As Greek life divides itself over how to fix the problems in their organizations, 73% of UR sorority Chi Omega has decided disaffiliation is the best method.

Now-former Chi Omega junior Krista Vanderpuye told the Campus Times that she was always dissatisfied with some aspects of Greek life — like the culture that allowed and then excused  last spring’s “Hands Up” photo. But she held out hope that it could be reformed. 

Conversations with friends in favor of abolishing Greek life changed her mind, and the recent letter revealing discriminatory recruitment practices by Alpha Phi was the final straw. When Vanderpuye found out a Chi Omega national representative knew about the practices, but did nothing because “it wasn’t [Chi Omega’s] place to police other sororities,” she knew she had to cut ties.

She — along with 34 other members of Chi Omega — have disaffiliated. 12 members remain.

“I had a bubble,” Vanderpuye said, “and the bubble was burst over quarantine.”

She and two other interviewees (senior Natalie Ramesh and sophomore Aydan Fusco) credited the mass disaffiliation in part to a meeting held by former Alpha Phi sisters junior Nisha Arya and senior Antoinette Nguyen. This meeting discussed the first part of a three-step plan to “Disaffiliate, Disband, and Dissolve” Interfraternity Council (IFC) fraternities and Panhellenic Association (PHA) sororities at UR.

In a written statement to CT, Arya and Nguyen said they organized the Zoom meeting to find people interested in disaffiliating or signing an open letter encouraging mass disaffiliation.

“We are excited and inspired by the mass disaffiliation of Chi Omega members because we feel that they directly answered our Call to Action in our Open Letter,” Arya and Nguyen wrote. “We hope that the rest of the [PHA] sororities and IFC fraternities follow Chi Omega’s footsteps and continue the mass migration out of historically all-white Greek life.”

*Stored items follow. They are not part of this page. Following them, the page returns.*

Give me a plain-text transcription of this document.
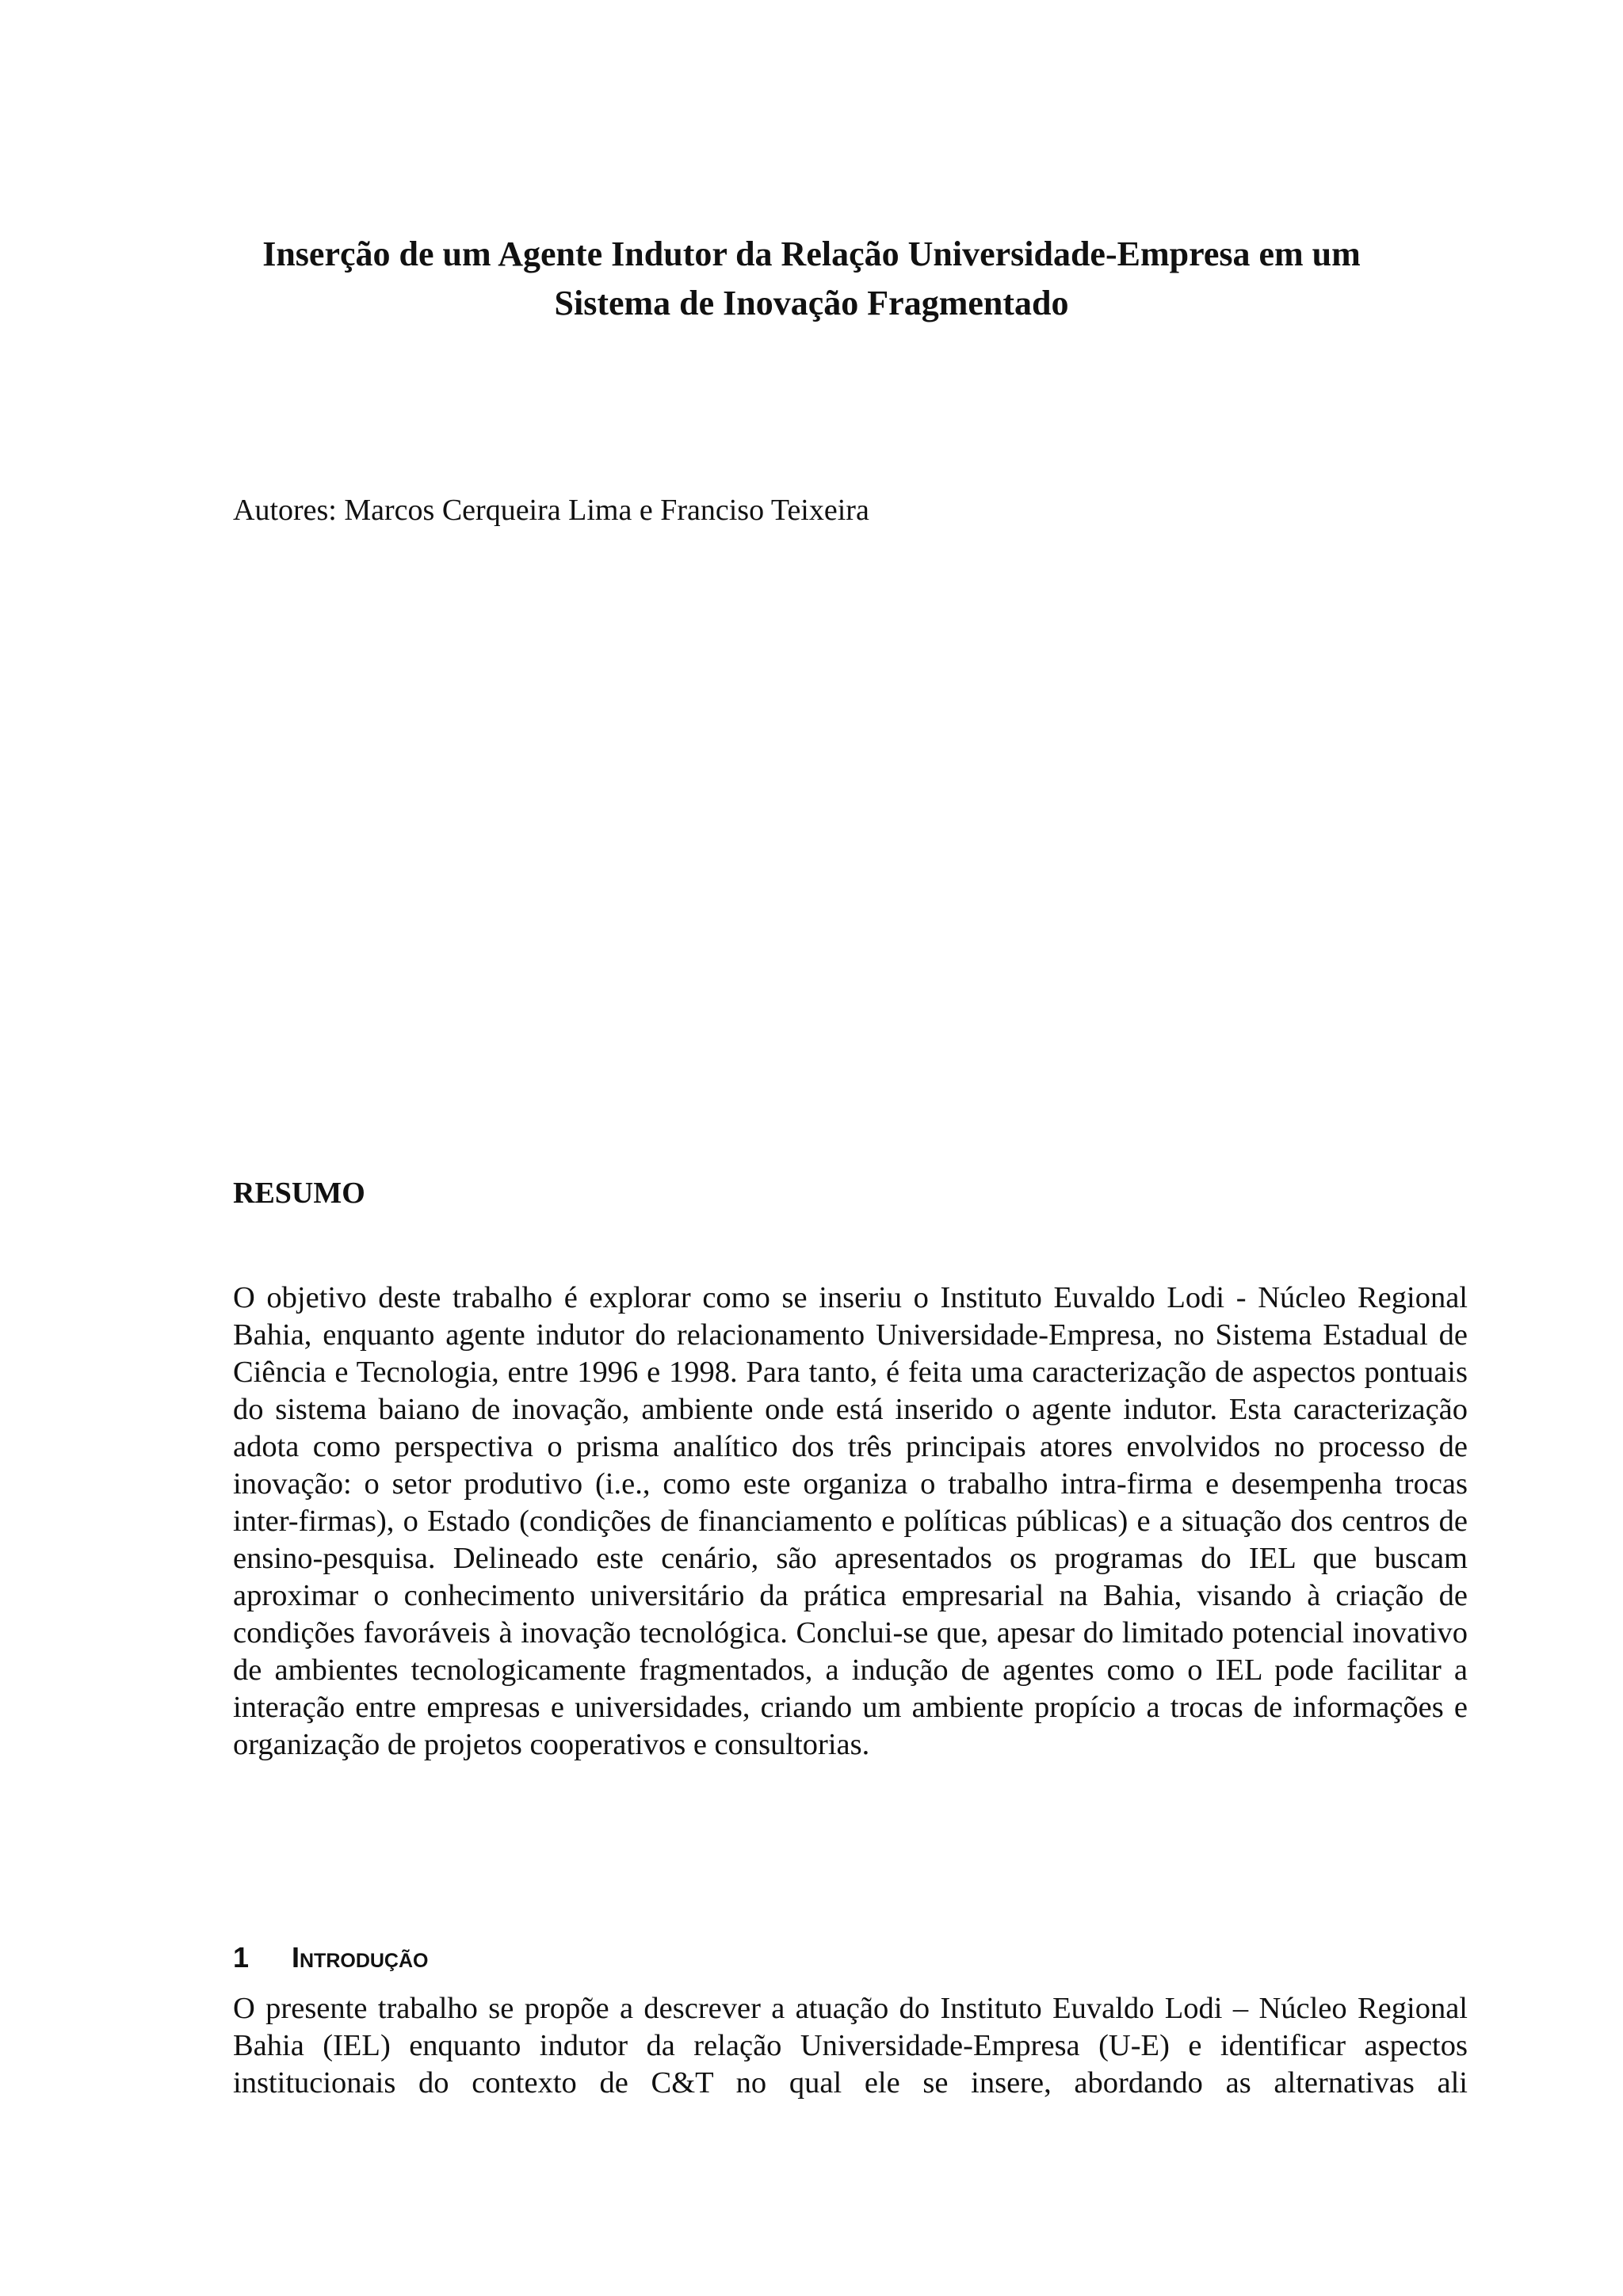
Inserção de um Agente Indutor da Relação Universidade-Empresa em um
Sistema de Inovação Fragmentado

Autores: Marcos Cerqueira Lima e Franciso Teixeira

RESUMO

O objetivo deste trabalho é explorar como se inseriu o Instituto Euvaldo Lodi - Núcleo Regional Bahia, enquanto agente indutor do relacionamento Universidade-Empresa, no Sistema Estadual de Ciência e Tecnologia, entre 1996 e 1998. Para tanto, é feita uma caracterização de aspectos pontuais do sistema baiano de inovação, ambiente onde está inserido o agente indutor. Esta caracterização adota como perspectiva o prisma analítico dos três principais atores envolvidos no processo de inovação: o setor produtivo (i.e., como este organiza o trabalho intra-firma e desempenha trocas inter-firmas), o Estado (condições de financiamento e políticas públicas) e a situação dos centros de ensino-pesquisa. Delineado este cenário, são apresentados os programas do IEL que buscam aproximar o conhecimento universitário da prática empresarial na Bahia, visando à criação de condições favoráveis à inovação tecnológica. Conclui-se que, apesar do limitado potencial inovativo de ambientes tecnologicamente fragmentados, a indução de agentes como o IEL pode facilitar a interação entre empresas e universidades, criando um ambiente propício a trocas de informações e organização de projetos cooperativos e consultorias.

1 Introdução

O presente trabalho se propõe a descrever a atuação do Instituto Euvaldo Lodi – Núcleo Regional Bahia (IEL) enquanto indutor da relação Universidade-Empresa (U-E) e identificar aspectos institucionais do contexto de C&T no qual ele se insere, abordando as alternativas ali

There are two sides to the Greek life debate: stay and reform these groups from the inside, or try to put an end to the issues by leaving them behind. While several organizations have seen an increase in disaffiliation, according to sophomore and Chi Omega disaffiliate Aydan Fusco, many of the girls in her pledge class strongly believe Greek life can change.

But between what older members told her and her experience in the bylaw committee, Fusco was swayed toward abolition.

“I got to see the process of what it would take to make those changes,” she said, “and I truly feel that our time and effort is better spent in abolition rather than reform.”

Junior and former Chi Omega vice president Sydney Goldstein said the choice to disaffiliate was not easy for her, and she understands the tension between disaffiliates and remaining members.

“These are difficult, emotional conversations and there’s not really a path where you make everyone happy,” she wrote in a statement to CT, “so there’s definitely been tense moments. But overall I think the remaining sisters have been pretty supportive of those who’ve chosen to leave.”

For other members, the decision to disaffiliate was more straightforward.

“Someone reached out to me being like, ‘We’re doing this disaffiliation thing, will you join us?’” senior and Chi Omega disaffiliate Natalie Ramesh said. “And I responded right when I got that text, and I was like, ‘Yeah, sounds good. I’ll disaffiliate, why not?’”

Ramesh, who later added that she’s thought about disaffiliating “every month since [she’s] been in” Chi Omega, said she did think about reforming Greek life. But the more she discussed it with others, she said, the more she felt Greek life is “exclusive at its core.”

Though all Chi Omega disaffiliates interviewed agreed Chi Omega didn’t have explicitly discriminatory practices, Ramesh took issue with the implicit discrimination that was part of sorority events, such as enforced dress codes during chapter meetings. 

Fusco added that she was also uncomfortable with the way fraternity brothers treat sorority members. She recounted comments related to her bisexuality, and said she felt like she and the other members were on display at fraternity-sorority events. “There’s a lot of [fraternities] pitting sororities against each other,” she said, “and rating based on how attractive the members are, or how crazy they are, or how nice they are.”

She later added that she had seen fraternity members abuse their power.

“I was basically told by a frat guy that he was pledge master,” she said, “and that I should be nice to him, because then he could make boys do things for me. […] It just made me uncomfortable. Why are you using your position of power to make me feel like I have to get with you?”

Vanderpuye said she would hesitate to report instances of discrimination by fraternities, since “you don’t want to be that person who ruins the experience for the rest of us.”

When she believed in reforming Greek life, Vanderpuye said she had come up with a three strikes rule. “If, say, we go to a party and someone says the N word and we’re not comfortable” — which, according to others in Greek life that Vanderpuye has spoken to, has happened — “that’s one strike,” Vanderpuye said. “Once we have three strikes, then we wouldn’t be interacting with them, supporting them at their events, mixing with them in general.”

Though she thinks PHA is in the process of formalizing  a version of this policy, Vanderpuye now believes it won’t be enough.

“You can’t expect the people who are causing the system to be an oppressive place to also hold each other accountable,” she said.